La strada di William Klein

Spesso riferendosi a William Klein lo si definisce il padre della fotografia di strada e questo è un errore da vari punti di vista, dei quali il più grave è sicuramente storico. La galleria Michael Hoppen a Londra presenta una mostra sul fotografo statunitense che segue a distanza di un anno la retrospettiva della Tate modern, una buona occasione per mettere dei puntini sulla vita e sulle influenze che Klein ha avuto e su quelle che ha lasciato nella storia dell’arte.

Klein nasce nella periferia di New York nel 1928 da una famiglia, come spesso succedeva all’epoca, di immigrati ebrei ungheresi. Il padre era un piccolo commerciante e dire che se la passavano bene sarebbe una bugia. Ad aggravare ulteriormente le condizioni economiche ci pensa la grande depressione che nel 1929 si abbatte come un fulmine a ciel sereno sui mercati statunitensi (e poi europei) mettendo la parola fine ai roaring twenties. Sarà la dura vita della periferia, sarà la crisi ma il piccolo William cresce precocemente tanto che a 14 anni si iscrive alla facoltà di sociologia del city collage of New York. Sarà la noia perché troppo sveglio, sarà la facoltà perché troppo difficile per un pre-adolescente, fatto sta che Klein non raggiunge la laurea e abbandona gli studi. Mette a servizio dell’esercito la sua abile mano di vignettista e grafico collaborando con il giornale Stars and Stripes realizzato all’interno dell’U.S. departement of defense e lavorando come operatore dal 1945 al 47 alla radio militare, impegno che lo costringe a spostarsi fra la Francia e la Germania. Finita la guerra il non ancora fotografo decide di rimanere a Parigi per studiare arte alla Sorbona. La capitale francese non è certo quella di un ventennio prima ma rimane piena di maestri a cui strappare qualche buon consiglio. Da ragazzo sveglio di periferia William entra subito in contatto con gli ambienti artistici francesi stringendo amicizia con Fernand Leger che gli tira un paio di diritte: lascia la pittura astratta (genere che Klein praticava con molta passione) e datti alla strada.
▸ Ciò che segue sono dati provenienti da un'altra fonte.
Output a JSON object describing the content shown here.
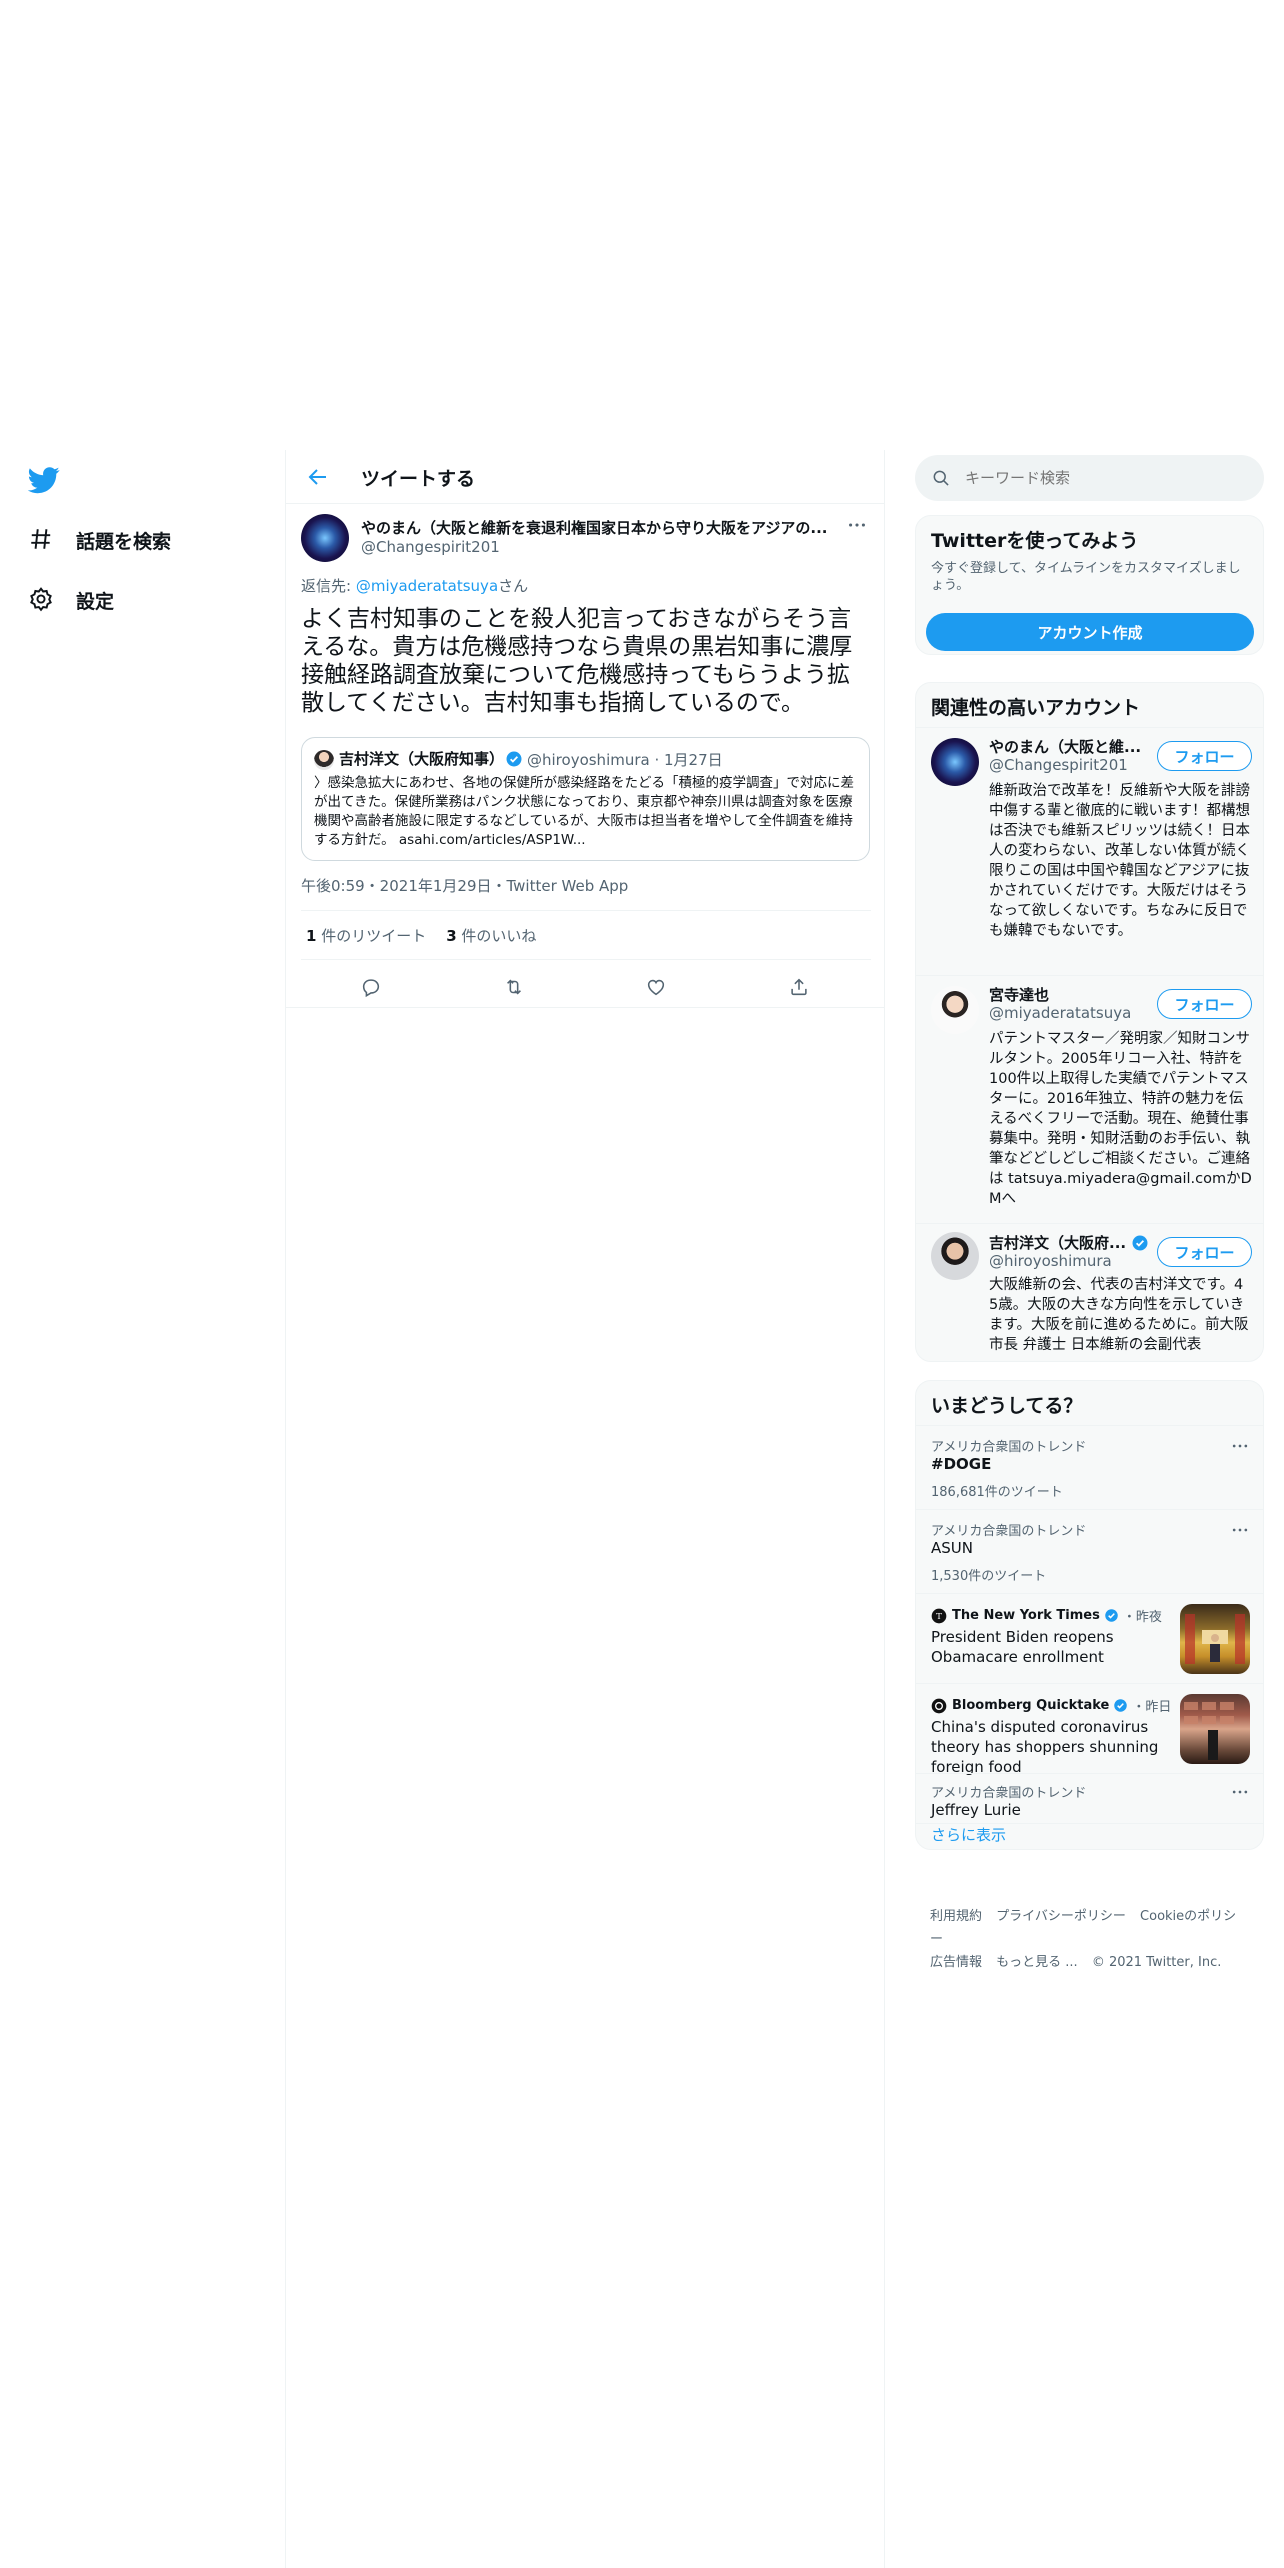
{
  "nav": {
    "explore": "話題を検索",
    "settings": "設定"
  },
  "header": {
    "title": "ツイートする"
  },
  "tweet": {
    "author_name": "やのまん（大阪と維新を衰退利権国家日本から守り大阪をアジアの...",
    "author_handle": "@Changespirit201",
    "reply_prefix": "返信先: ",
    "reply_to": "@miyaderatatsuya",
    "reply_suffix": "さん",
    "text": "よく吉村知事のことを殺人犯言っておきながらそう言えるな。貴方は危機感持つなら貴県の黒岩知事に濃厚接触経路調査放棄について危機感持ってもらうよう拡散してください。吉村知事も指摘しているので。",
    "timestamp": "午後0:59・2021年1月29日・Twitter Web App",
    "retweets_count": "1",
    "retweets_label": " 件のリツイート",
    "likes_count": "3",
    "likes_label": " 件のいいね"
  },
  "quote": {
    "name": "吉村洋文（大阪府知事）",
    "handle_date": "@hiroyoshimura · 1月27日",
    "text": "〉感染急拡大にあわせ、各地の保健所が感染経路をたどる「積極的疫学調査」で対応に差が出てきた。保健所業務はパンク状態になっており、東京都や神奈川県は調査対象を医療機関や高齢者施設に限定するなどしているが、大阪市は担当者を増やして全件調査を維持する方針だ。 asahi.com/articles/ASP1W..."
  },
  "search": {
    "placeholder": "キーワード検索"
  },
  "signup": {
    "title": "Twitterを使ってみよう",
    "subtitle": "今すぐ登録して、タイムラインをカスタマイズしましょう。",
    "button": "アカウント作成"
  },
  "related": {
    "title": "関連性の高いアカウント",
    "follow_label": "フォロー",
    "accounts": [
      {
        "name": "やのまん（大阪と維...",
        "handle": "@Changespirit201",
        "bio": "維新政治で改革を！反維新や大阪を誹謗中傷する輩と徹底的に戦います！都構想は否決でも維新スピリッツは続く！日本人の変わらない、改革しない体質が続く限りこの国は中国や韓国などアジアに抜かされていくだけです。大阪だけはそうなって欲しくないです。ちなみに反日でも嫌韓でもないです。"
      },
      {
        "name": "宮寺達也",
        "handle": "@miyaderatatsuya",
        "bio": "パテントマスター／発明家／知財コンサルタント。2005年リコー入社、特許を100件以上取得した実績でパテントマスターに。2016年独立、特許の魅力を伝えるべくフリーで活動。現在、絶賛仕事募集中。発明・知財活動のお手伝い、執筆などどしどしご相談ください。ご連絡は tatsuya.miyadera@gmail.comかDMへ"
      },
      {
        "name": "吉村洋文（大阪府...",
        "handle": "@hiroyoshimura",
        "bio": "大阪維新の会、代表の吉村洋文です。45歳。大阪の大きな方向性を示していきます。大阪を前に進めるために。前大阪市長 弁護士 日本維新の会副代表"
      }
    ]
  },
  "trends": {
    "title": "いまどうしてる？",
    "items": [
      {
        "context": "アメリカ合衆国のトレンド",
        "name": "#DOGE",
        "count": "186,681件のツイート"
      },
      {
        "context": "アメリカ合衆国のトレンド",
        "name": "ASUN",
        "count": "1,530件のツイート"
      }
    ],
    "news": [
      {
        "source": "The New York Times",
        "meta": "・昨夜",
        "title": "President Biden reopens Obamacare enrollment"
      },
      {
        "source": "Bloomberg Quicktake",
        "meta": "・昨日",
        "title": "China's disputed coronavirus theory has shoppers shunning foreign food"
      }
    ],
    "last": {
      "context": "アメリカ合衆国のトレンド",
      "name": "Jeffrey Lurie"
    },
    "show_more": "さらに表示"
  },
  "footer": {
    "terms": "利用規約",
    "privacy": "プライバシーポリシー",
    "cookie": "Cookieのポリシー",
    "ads": "広告情報",
    "more": "もっと見る ...",
    "copyright": "© 2021 Twitter, Inc."
  },
  "colors": {
    "accent": "#1d9bf0",
    "text": "#0f1419",
    "secondary": "#536471",
    "border": "#eff3f4"
  }
}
Lontano dall’aver seguito il consiglio, l’americano continua a dipingere e lo fa anche per l’architetto Angelo Mangiarotti che a Milano gli commissiona delle quinte rotanti per una scenografia. Altissimi panelli rettangolari neri solcati da linee bianche è la costruzione astratta che Kline realizza per l’italiano. Appoggiati su dei perni i quattro elementi posso arrivare a una rotazione completa di 360 gradi. Qui, il ragazzo di periferia, quello sveglio, il pittore che è stato anche militare, il giovane che parla due lingue, decide di diventare fotografo. Un’illuminazione improvvisa: i pannelli che girano, il movimento e l’impossibilità di rappresentare tutto questo con la pittura. Preso dal furore William si ricorda di quando Cartier Bresson gli aveva regalato una macchinetta fotografica, la cerca, la prende, si piazza davanti alle quinte rotanti, imposta un’esposizione lunga, inquadra e scatta. Prevedibile il risultato non è un’opera d’arte ma lui da lì capisce che se ha un senso usare la fotografia bisogna farlo come mai si è fatto fino a quel momento. Lascia i pennelli nel cassetto e si dedica totalmente alla causa. I suoi primi scatti sono per Domus, la rivista d’architettura di Giò Ponti, poi torna negli Stati Uniti, torna a casa, a New York dove per vivere fotografa per Vogue. È qui, nella grande mela, che Klein si ricorda del consiglio del vecchio maestro francese Leger: datti alla strada. E stavolta lo fa, sul serio.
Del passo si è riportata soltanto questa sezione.